O governo brasileiro determinou que a plataforma X adote medidas imediatas para impedir que o Grok, sua ferramenta de inteligência artificial, produza imagens sexualizadas de crianças, adolescentes e adultos sem consentimento. A ordem partiu de órgãos como ANPD, MPF e Senacon, que consideraram insuficientes e pouco transparentes as ações informadas pela empresa até agora. As autoridades cobram relatórios técnicos, mecanismos de monitoramento e filtros robustos capazes de bloquear, de forma preventiva, esse tipo de conteúdo. O não cumprimento pode gerar multas diárias, processos administrativos e responsabilização judicial.
Esse movimento se insere em um cenário internacional de crescente preocupação com o uso de IA para produzir conteúdos abusivos e deepfakes. Em poucos anos, a capacidade de criar imagens e vídeos hiper-realistas explodiu, ampliando casos de pornografia de vingança, extorsão e violência política de gênero. A mesma tecnologia que permite gerar fotos sexualizadas também está por trás de montagens sofisticadas com vozes e rostos de figuras públicas, o que torna o problema ainda mais grave em ano eleitoral.
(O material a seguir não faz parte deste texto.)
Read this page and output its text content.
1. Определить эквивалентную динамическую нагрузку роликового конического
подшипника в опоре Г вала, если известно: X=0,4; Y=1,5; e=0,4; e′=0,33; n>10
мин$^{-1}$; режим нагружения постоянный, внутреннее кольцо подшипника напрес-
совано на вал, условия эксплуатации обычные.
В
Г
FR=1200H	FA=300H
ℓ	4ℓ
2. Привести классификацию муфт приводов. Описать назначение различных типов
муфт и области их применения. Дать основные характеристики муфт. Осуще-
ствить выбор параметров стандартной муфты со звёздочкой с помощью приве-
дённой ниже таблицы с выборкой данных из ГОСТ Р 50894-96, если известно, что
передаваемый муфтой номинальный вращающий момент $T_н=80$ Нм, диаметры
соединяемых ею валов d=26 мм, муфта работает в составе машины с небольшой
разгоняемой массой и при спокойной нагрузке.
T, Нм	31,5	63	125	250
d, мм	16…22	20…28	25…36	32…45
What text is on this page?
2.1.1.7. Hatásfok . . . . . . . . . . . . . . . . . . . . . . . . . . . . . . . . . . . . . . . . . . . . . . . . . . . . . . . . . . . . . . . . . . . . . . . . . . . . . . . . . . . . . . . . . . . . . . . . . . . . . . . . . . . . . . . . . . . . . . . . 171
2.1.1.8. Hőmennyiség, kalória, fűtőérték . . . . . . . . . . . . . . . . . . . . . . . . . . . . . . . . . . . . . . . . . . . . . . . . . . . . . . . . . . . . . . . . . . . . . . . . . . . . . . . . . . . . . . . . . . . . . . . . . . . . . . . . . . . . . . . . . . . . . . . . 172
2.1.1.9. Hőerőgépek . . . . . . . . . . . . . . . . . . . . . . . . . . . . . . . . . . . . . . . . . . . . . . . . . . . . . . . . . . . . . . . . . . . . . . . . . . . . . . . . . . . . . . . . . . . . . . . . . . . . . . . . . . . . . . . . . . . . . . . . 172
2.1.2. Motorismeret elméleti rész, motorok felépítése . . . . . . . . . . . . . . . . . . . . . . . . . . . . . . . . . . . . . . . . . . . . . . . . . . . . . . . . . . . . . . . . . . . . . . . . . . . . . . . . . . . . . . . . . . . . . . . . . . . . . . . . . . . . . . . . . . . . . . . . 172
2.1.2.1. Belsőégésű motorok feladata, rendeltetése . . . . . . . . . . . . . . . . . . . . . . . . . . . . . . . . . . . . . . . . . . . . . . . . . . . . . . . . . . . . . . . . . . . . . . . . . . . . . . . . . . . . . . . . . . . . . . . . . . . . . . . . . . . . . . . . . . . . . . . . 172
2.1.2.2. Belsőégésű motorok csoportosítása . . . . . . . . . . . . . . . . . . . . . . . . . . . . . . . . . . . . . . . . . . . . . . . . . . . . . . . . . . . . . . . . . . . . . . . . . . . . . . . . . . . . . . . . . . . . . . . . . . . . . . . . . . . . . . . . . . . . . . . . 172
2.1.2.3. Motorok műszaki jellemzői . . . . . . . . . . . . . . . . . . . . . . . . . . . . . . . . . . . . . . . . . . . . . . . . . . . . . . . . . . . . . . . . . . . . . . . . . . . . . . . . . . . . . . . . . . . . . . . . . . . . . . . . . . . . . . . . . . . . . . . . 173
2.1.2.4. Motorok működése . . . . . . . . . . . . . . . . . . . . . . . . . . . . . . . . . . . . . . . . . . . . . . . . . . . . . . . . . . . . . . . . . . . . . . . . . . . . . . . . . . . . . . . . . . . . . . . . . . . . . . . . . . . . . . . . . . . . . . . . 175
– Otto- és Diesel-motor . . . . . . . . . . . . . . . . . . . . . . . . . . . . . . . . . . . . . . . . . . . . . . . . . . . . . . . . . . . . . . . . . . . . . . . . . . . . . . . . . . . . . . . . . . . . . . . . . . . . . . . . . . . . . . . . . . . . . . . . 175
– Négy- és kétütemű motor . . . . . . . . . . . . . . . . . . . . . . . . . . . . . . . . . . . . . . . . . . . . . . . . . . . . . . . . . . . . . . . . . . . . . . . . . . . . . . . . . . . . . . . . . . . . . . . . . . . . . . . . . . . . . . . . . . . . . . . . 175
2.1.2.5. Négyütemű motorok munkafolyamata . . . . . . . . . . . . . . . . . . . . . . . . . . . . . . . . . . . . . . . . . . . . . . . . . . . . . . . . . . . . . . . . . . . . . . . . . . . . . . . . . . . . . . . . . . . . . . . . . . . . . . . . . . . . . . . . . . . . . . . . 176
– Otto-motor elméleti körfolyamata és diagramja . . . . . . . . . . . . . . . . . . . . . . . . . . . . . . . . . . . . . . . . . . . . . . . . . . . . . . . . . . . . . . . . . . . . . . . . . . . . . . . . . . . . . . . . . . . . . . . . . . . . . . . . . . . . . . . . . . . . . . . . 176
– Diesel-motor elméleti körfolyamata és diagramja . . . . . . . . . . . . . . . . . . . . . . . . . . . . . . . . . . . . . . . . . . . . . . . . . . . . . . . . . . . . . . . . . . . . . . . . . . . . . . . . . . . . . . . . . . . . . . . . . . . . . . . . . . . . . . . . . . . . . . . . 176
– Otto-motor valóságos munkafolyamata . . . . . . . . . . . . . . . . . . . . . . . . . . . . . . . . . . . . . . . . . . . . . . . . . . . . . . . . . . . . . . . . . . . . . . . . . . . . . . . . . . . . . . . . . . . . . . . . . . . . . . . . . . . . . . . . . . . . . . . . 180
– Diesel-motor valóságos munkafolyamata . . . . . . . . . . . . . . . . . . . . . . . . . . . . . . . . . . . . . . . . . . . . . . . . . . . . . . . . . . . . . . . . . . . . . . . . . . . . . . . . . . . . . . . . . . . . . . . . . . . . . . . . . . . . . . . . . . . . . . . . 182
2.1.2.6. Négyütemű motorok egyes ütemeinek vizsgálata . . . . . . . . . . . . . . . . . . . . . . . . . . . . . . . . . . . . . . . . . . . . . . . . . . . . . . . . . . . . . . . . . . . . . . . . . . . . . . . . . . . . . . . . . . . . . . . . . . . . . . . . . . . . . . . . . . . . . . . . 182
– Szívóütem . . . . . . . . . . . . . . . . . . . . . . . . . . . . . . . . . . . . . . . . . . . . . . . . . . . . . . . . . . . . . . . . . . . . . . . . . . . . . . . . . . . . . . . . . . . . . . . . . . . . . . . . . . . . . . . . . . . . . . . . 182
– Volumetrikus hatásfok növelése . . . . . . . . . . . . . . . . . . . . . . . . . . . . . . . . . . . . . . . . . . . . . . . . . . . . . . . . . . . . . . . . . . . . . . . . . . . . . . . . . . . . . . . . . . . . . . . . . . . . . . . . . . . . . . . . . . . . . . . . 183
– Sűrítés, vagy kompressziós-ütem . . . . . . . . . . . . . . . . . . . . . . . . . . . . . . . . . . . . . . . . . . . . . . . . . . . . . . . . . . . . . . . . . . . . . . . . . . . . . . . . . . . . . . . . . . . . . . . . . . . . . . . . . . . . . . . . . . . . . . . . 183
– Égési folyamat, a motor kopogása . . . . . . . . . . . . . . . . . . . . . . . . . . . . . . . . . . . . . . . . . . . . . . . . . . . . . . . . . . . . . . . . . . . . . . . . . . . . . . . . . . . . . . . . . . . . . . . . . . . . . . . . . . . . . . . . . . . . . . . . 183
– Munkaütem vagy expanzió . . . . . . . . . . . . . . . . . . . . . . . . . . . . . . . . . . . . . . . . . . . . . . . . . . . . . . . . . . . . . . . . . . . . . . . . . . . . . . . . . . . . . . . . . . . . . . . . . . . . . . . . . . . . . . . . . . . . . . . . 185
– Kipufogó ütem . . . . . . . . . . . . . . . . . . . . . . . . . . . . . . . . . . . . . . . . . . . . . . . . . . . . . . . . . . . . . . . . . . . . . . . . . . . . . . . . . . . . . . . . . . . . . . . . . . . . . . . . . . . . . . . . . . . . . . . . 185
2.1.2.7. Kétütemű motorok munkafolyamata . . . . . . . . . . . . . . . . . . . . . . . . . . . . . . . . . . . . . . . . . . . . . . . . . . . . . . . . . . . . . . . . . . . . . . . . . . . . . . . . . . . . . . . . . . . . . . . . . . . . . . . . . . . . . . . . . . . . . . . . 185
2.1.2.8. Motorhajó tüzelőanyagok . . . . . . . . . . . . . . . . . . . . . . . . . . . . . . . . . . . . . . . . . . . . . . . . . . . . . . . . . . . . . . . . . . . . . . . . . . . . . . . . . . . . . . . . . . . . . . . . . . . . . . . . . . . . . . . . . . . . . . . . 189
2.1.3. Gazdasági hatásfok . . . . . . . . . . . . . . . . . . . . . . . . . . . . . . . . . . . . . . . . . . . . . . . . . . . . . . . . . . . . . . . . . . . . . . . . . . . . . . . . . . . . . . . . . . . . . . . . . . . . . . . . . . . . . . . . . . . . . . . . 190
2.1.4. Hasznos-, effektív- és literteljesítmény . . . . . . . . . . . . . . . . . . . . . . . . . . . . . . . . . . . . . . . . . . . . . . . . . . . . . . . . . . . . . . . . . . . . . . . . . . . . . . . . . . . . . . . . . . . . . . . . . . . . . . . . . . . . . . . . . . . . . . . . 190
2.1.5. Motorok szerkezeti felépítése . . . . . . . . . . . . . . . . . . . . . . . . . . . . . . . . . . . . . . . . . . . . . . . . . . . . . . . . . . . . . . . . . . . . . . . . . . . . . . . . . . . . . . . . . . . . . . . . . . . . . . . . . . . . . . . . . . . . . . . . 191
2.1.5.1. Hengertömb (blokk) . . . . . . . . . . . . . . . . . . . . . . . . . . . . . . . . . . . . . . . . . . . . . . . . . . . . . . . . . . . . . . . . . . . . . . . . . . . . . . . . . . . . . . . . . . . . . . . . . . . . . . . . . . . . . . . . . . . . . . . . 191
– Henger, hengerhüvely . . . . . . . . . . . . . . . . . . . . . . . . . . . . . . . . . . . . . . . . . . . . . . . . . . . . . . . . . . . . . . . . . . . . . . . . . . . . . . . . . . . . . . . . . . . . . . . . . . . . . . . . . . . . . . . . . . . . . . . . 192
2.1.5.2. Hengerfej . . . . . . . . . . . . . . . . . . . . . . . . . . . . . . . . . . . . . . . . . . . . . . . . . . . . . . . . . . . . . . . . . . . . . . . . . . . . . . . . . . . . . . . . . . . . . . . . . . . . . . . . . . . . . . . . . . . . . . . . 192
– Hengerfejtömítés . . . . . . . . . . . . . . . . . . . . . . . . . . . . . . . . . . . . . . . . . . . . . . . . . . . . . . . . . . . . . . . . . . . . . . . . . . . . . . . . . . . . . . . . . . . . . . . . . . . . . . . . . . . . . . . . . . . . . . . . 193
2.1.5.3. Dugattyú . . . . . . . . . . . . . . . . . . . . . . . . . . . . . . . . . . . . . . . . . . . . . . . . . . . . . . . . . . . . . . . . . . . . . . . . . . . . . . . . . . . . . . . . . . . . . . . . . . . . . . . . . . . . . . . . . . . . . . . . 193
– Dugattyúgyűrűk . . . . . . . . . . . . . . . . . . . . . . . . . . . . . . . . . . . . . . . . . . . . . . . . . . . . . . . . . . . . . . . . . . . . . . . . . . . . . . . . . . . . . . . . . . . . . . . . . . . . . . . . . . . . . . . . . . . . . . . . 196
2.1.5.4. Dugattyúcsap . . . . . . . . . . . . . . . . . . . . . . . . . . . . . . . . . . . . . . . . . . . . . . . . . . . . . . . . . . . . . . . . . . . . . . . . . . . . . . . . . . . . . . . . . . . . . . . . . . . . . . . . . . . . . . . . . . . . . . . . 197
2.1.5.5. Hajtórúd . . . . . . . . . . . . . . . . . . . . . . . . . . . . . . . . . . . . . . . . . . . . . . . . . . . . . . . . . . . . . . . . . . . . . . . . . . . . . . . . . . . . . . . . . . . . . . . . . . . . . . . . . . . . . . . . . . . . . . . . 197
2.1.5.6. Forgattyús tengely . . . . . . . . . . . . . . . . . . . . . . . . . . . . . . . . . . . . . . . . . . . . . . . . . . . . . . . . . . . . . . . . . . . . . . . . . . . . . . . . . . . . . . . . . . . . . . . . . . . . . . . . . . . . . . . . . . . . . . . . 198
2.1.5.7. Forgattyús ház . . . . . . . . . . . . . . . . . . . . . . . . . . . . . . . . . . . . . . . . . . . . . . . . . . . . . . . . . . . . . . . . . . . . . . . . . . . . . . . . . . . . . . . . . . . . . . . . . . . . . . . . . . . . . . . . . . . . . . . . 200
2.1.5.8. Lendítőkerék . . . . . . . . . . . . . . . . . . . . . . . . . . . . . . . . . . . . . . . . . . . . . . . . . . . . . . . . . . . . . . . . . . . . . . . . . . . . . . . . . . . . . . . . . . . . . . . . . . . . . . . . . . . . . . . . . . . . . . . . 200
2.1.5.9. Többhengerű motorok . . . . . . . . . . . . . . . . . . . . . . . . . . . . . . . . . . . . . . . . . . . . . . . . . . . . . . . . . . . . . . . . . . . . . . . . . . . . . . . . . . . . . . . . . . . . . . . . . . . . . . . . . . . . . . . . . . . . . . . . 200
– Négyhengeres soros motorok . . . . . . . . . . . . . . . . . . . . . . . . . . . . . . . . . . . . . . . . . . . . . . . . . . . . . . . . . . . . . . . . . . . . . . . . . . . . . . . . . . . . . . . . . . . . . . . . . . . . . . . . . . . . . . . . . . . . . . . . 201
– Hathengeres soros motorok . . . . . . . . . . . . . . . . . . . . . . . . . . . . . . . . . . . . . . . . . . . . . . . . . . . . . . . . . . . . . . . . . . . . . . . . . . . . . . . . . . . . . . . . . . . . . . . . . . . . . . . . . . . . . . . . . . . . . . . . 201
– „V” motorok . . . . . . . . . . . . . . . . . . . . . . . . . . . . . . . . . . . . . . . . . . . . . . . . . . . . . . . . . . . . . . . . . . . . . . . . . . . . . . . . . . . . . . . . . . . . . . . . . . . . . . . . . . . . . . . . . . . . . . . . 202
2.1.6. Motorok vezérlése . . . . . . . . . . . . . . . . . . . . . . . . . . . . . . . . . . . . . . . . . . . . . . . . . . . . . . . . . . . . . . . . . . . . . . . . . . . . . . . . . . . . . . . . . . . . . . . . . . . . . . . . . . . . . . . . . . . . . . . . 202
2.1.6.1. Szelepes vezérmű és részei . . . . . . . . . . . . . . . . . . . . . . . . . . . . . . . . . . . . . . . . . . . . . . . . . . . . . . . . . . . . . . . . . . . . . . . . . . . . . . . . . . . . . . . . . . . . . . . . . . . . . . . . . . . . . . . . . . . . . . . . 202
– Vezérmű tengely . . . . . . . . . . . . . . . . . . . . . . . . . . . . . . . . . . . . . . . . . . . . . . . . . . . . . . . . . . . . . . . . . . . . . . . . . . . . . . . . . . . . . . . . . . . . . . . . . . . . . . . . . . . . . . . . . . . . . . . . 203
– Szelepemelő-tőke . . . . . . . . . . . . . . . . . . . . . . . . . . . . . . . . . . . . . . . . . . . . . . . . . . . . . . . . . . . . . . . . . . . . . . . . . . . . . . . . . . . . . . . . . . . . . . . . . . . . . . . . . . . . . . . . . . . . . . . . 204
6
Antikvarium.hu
Ano eleitoral sob ameaça dos deepfakes
No Brasil, as deepfakes já são vistas como uma ameaça direta à integridade do processo democrático. Em contexto eleitoral, elas podem simular pronunciamentos de candidatos, criar vídeos falsos de escândalos e distorcer fatos em segundos, com grande potencial de viralização antes que qualquer checagem ocorra. Além da mentira em si, especialistas alertam para o “efeito corrosivo” da dúvida: mesmo conteúdos autênticos passam a ser questionados como possíveis montagens, enfraquecendo a confiança em instituições, na imprensa e na Justiça Eleitoral.
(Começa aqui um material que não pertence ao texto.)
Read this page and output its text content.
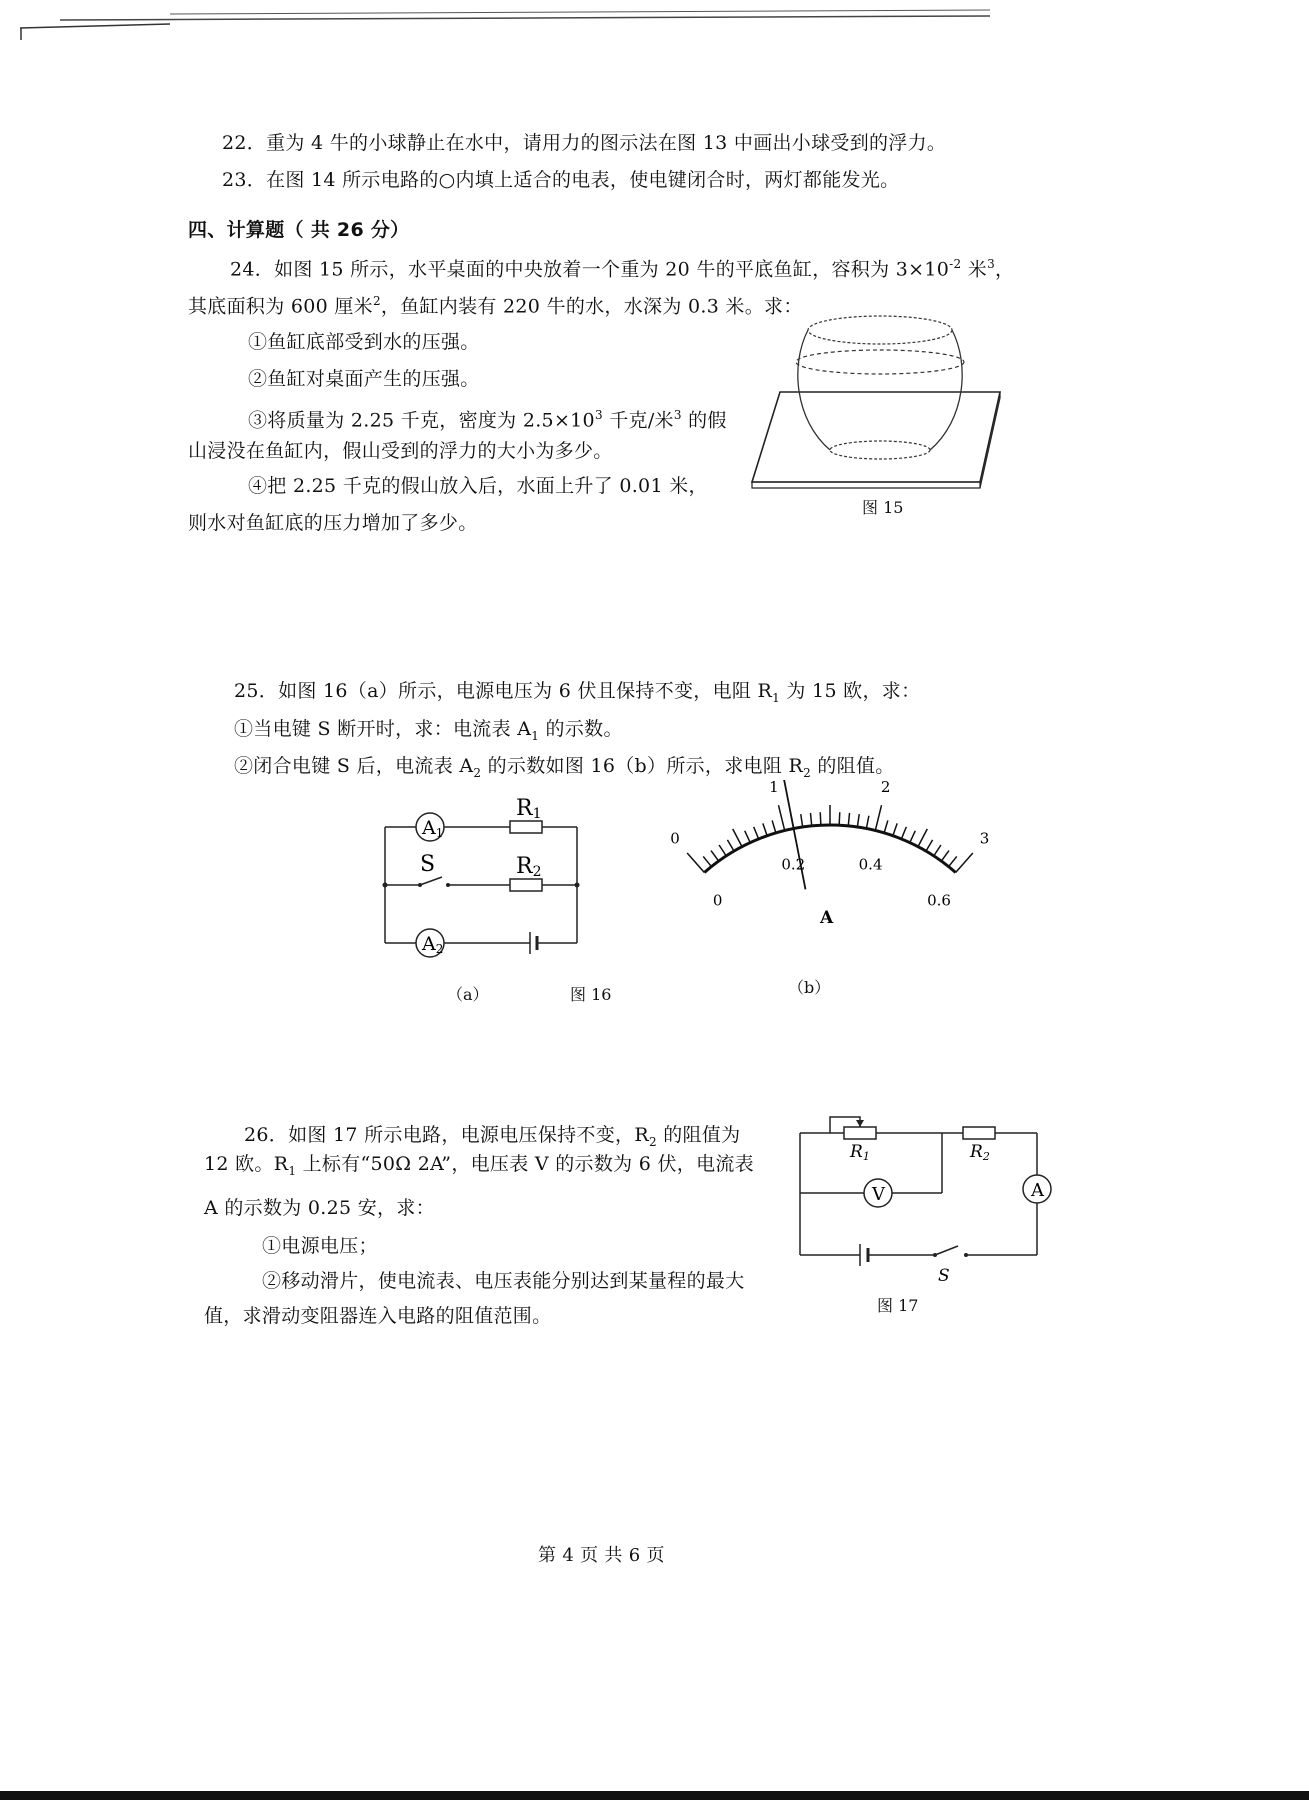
22．重为 4 牛的小球静止在水中，请用力的图示法在图 13 中画出小球受到的浮力。
23．在图 14 所示电路的○内填上适合的电表，使电键闭合时，两灯都能发光。
四、计算题（ 共 26 分）
24．如图 15 所示，水平桌面的中央放着一个重为 20 牛的平底鱼缸，容积为 $3\times 10^{-2}$ 米$^3$，
其底面积为 600 厘米$^2$，鱼缸内装有 220 牛的水，水深为 0.3 米。求：
①鱼缸底部受到水的压强。
②鱼缸对桌面产生的压强。
③将质量为 2.25 千克，密度为 $2.5\times 10^3$ 千克/米$^3$ 的假
山浸没在鱼缸内，假山受到的浮力的大小为多少。
④把 2.25 千克的假山放入后，水面上升了 0.01 米，
则水对鱼缸底的压力增加了多少。
图 15
25．如图 16（a）所示，电源电压为 6 伏且保持不变，电阻 $R_1$ 为 15 欧，求：
①当电键 S 断开时，求：电流表 $A_1$ 的示数。
②闭合电键 S 后，电流表 $A_2$ 的示数如图 16（b）所示，求电阻 $R_2$ 的阻值。
A1
A2
R1
R2
S
（a）	图 16
0
1	2
3
0
0.2	0.4
0.6
A
（b）
26．如图 17 所示电路，电源电压保持不变，$R_2$ 的阻值为
12 欧。$R_1$ 上标有“50Ω 2A”，电压表 V 的示数为 6 伏，电流表
A 的示数为 0.25 安，求：
①电源电压；
②移动滑片，使电流表、电压表能分别达到某量程的最大
值，求滑动变阻器连入电路的阻值范围。
R1	R2
V	A
S
图 17
第 4 页 共 6 页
Diante desse risco, o Tribunal Superior Eleitoral aprovou regras específicas para o uso de inteligência artificial nas eleições. As normas proíbem o uso de deepfakes em propaganda eleitoral, exigem rotulagem quando um conteúdo é gerado ou alterado por IA e ampliam a responsabilidade das plataformas na remoção rápida de materiais ilícitos. Há também previsão de sanções severas a candidatos e partidos que recorrerem a esses artifícios, inclusive com possibilidade de cassação.
O caso Grok, portanto, simboliza um ponto de inflexão: o Estado brasileiro sinaliza que empresas de tecnologia não podem mais alegar neutralidade diante de violações tão graves de direitos fundamentais e riscos à democracia. Ao relacionar a proteção contra imagens sexualizadas à segurança do ambiente informacional em ano eleitoral, o país tenta estabelecer um marco de responsabilização da IA, que combine defesa da dignidade individual com preservação da confiança nas urnas e no debate público.